Coping:
People keep saying “Remember to take care of yourself…” which sure sounds important, and is always delivered with kindness, but doesn’t contain any actual usable information. I understood that concept very early on my own, and I recognized that I would need breaks and coping strategies to survive the inevitable stress and anxiety so I could be an effective caregiver. Here are a few things I’ve set up to help us move forward with reduced stress.
Household organization:
Heather’s decline was so very rapid. For all of our years together she was house-proud and enjoyed decorating, buying rugs and pillows, putting up artwork and dried plants and flowers and keeping everything organized and clean. She kept lists and established goals and priorities. I did what she asked to help but it was very much her show. Suddenly I found myself looking at cupboards with bed linens and towels and seemingly random collections of cloth and I had no idea what to do with it all. I was starting from scratch.
I saw her clothes in dressers and closets and on racks, and it was all a baffling mystery! I had to figure things out quickly or it would rapidly descend into chaos.
I started by bagging and donating the piles of pillows and linens and towels that I couldn’t imagine ever using. It all went out the door. Heather had no interest at all, so once I had reduced those items to understandable and relatable inventories I felt free to move on to the next challenge: clothing! I sorted through the very many coats and sweaters and boots and other items that I knew she either had grown out of or that would never be used. It was first offered to family and friends and the leftovers went to the local charity thrift shop.

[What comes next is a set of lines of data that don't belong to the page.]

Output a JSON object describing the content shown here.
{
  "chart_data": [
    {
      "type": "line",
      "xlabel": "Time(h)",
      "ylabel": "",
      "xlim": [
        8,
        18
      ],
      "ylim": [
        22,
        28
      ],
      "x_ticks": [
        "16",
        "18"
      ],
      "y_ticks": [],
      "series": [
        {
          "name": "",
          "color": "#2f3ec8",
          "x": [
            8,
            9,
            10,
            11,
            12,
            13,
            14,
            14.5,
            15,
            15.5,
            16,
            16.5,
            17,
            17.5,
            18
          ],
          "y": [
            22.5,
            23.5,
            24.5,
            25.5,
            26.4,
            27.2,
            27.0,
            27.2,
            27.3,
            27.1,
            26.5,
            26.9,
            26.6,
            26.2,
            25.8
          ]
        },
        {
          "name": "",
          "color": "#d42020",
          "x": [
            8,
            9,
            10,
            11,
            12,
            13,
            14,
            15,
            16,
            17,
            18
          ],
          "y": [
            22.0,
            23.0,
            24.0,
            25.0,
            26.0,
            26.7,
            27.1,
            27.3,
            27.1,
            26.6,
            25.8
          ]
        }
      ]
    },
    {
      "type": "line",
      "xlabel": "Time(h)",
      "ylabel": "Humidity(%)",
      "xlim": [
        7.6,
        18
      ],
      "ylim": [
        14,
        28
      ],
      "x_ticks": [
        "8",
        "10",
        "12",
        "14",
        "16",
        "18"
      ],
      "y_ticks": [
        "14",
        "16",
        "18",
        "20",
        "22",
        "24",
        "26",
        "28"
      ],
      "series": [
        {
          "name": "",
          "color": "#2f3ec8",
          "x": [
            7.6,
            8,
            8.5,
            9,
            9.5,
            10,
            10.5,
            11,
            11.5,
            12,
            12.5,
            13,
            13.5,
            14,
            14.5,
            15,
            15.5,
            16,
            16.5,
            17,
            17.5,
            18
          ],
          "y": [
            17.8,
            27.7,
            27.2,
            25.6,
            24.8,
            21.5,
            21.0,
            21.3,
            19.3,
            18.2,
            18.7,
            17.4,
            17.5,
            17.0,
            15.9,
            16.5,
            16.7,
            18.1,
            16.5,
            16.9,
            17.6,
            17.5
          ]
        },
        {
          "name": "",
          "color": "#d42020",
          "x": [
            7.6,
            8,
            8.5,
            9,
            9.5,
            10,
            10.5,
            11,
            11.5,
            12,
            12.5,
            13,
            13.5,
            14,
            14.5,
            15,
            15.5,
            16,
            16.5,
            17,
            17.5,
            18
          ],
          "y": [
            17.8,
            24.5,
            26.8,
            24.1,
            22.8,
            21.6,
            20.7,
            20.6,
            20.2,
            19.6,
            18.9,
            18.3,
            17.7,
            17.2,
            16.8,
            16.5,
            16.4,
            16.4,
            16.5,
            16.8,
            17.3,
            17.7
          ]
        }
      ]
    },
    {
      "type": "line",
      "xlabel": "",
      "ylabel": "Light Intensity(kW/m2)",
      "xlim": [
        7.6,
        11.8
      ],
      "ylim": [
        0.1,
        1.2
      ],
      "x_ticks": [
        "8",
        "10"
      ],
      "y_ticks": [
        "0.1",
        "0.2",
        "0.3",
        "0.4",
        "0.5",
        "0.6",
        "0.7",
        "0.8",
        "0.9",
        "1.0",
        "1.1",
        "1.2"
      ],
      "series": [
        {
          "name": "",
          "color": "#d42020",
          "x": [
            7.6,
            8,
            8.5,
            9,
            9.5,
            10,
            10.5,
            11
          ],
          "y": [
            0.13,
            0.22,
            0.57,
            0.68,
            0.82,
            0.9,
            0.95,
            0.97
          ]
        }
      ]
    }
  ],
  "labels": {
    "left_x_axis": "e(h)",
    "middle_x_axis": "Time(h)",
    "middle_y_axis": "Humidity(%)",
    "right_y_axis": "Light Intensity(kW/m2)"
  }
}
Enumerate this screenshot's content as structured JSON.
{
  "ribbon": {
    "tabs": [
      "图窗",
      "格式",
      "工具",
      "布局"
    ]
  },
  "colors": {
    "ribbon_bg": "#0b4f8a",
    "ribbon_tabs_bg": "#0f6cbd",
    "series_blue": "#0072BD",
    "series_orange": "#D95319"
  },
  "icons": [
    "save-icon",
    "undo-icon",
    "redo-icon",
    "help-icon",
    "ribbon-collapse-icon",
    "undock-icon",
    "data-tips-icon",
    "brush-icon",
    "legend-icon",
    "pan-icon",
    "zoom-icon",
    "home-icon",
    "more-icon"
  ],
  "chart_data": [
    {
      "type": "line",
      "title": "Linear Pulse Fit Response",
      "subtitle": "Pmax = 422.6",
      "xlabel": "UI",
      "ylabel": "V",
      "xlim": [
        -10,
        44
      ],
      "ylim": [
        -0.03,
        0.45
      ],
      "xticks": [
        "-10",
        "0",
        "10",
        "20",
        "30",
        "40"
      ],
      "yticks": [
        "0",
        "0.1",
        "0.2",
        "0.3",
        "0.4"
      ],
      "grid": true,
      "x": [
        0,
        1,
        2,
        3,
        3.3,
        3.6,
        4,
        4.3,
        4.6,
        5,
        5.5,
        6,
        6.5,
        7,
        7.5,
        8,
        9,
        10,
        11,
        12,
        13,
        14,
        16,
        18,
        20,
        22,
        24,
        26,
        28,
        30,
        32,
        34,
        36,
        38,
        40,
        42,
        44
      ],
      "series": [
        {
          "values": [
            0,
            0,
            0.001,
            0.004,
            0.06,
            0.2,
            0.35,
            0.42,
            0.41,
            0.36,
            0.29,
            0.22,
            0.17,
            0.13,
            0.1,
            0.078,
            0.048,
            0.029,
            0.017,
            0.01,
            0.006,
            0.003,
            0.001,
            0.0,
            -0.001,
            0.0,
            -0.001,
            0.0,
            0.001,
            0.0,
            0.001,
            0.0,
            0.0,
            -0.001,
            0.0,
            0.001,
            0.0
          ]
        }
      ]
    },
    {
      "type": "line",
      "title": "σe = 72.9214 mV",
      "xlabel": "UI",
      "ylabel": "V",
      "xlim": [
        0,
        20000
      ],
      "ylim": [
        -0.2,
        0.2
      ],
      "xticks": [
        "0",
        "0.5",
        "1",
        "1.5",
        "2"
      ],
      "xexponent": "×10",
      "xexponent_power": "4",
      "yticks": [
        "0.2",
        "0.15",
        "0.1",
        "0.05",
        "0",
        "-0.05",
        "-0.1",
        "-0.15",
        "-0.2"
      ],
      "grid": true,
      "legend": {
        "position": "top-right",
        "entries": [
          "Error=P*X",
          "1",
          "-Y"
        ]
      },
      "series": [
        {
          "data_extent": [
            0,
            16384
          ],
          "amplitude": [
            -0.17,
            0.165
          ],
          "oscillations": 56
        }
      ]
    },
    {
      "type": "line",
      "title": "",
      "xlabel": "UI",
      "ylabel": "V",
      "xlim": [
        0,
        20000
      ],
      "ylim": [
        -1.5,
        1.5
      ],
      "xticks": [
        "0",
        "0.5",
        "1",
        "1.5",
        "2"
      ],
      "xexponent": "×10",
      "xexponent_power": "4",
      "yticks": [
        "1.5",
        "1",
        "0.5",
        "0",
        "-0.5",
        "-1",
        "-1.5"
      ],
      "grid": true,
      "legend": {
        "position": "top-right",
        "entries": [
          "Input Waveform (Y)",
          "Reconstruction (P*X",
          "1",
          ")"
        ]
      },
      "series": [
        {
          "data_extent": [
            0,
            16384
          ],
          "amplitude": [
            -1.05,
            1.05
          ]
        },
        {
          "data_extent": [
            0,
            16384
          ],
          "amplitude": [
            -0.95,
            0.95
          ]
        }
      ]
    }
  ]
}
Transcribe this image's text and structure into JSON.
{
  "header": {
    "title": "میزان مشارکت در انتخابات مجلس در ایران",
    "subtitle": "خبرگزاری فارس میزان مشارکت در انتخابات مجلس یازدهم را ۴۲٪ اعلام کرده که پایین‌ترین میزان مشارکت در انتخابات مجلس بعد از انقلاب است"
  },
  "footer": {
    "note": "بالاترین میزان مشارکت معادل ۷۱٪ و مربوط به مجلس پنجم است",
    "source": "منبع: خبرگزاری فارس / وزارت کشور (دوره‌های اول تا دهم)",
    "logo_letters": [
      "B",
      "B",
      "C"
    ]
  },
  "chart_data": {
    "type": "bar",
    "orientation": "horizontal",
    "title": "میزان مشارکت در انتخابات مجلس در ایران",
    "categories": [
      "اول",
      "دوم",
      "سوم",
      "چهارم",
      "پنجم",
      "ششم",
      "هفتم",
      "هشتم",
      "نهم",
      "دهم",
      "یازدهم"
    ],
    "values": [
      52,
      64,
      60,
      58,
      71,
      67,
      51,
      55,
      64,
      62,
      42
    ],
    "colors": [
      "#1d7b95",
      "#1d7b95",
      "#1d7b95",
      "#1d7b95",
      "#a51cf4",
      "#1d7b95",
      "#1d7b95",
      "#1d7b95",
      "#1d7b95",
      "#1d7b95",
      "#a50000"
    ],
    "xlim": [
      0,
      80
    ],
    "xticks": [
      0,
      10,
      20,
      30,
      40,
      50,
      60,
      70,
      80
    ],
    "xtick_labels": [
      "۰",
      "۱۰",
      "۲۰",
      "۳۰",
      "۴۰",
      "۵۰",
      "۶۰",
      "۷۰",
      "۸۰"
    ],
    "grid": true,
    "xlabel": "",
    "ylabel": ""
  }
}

The next step involved labelling her dresser and a convenient shelving unit that used to hold knickknacks that I repurposed as the open clothing storage system. I kept only what I pictured myself using: clothing that fit her, bedding, and towels. It was a “less is more” approach. Now anyone could easily get clothing or put clothing away so it could be found again. Nothing is hidden or stashed away.

Decluttering:
I started de-decorating the house too… there were many knicknacks on shelves and various odd old things like baskets and a collection of copper things, none of which I saw any value in keeping. In fact it really just felt like clutter especially when I was buzzing around the house with a vacuum or dusting rag. It started to feel like clutter in my mind too, so… out it went! I was so hesitant about removing the stuff at first because these things always seemed like Heather’s treasures, but now… she absolutely doesn’t care. As far as I can tell she’s not even aware that they existed or are gone. None of it registers. I migrated the stuff to the basement first and then waited to see if it made any difference. Nope.. none. Nothing registered, so away it went. There’s more that can go but I no longer feel the mental clutter. Again, it felt freeing to do this and given the high quality care I provide to my sweetie I feel like have a right to do it. It took some effort to allow myself to think that way.
Husbands: Don’t shy away from the basics like buying clothes and other women’s items including pads etc. We are past that ok? Any store clerk will be more than happy to help if you explain your situation. Find a store or two that you like and stick with them. The other approach is to buy garments and other needs on Amazon and if they don’t fit, return them until you find the right size.
That’s all for now but I’ll definitely add more later!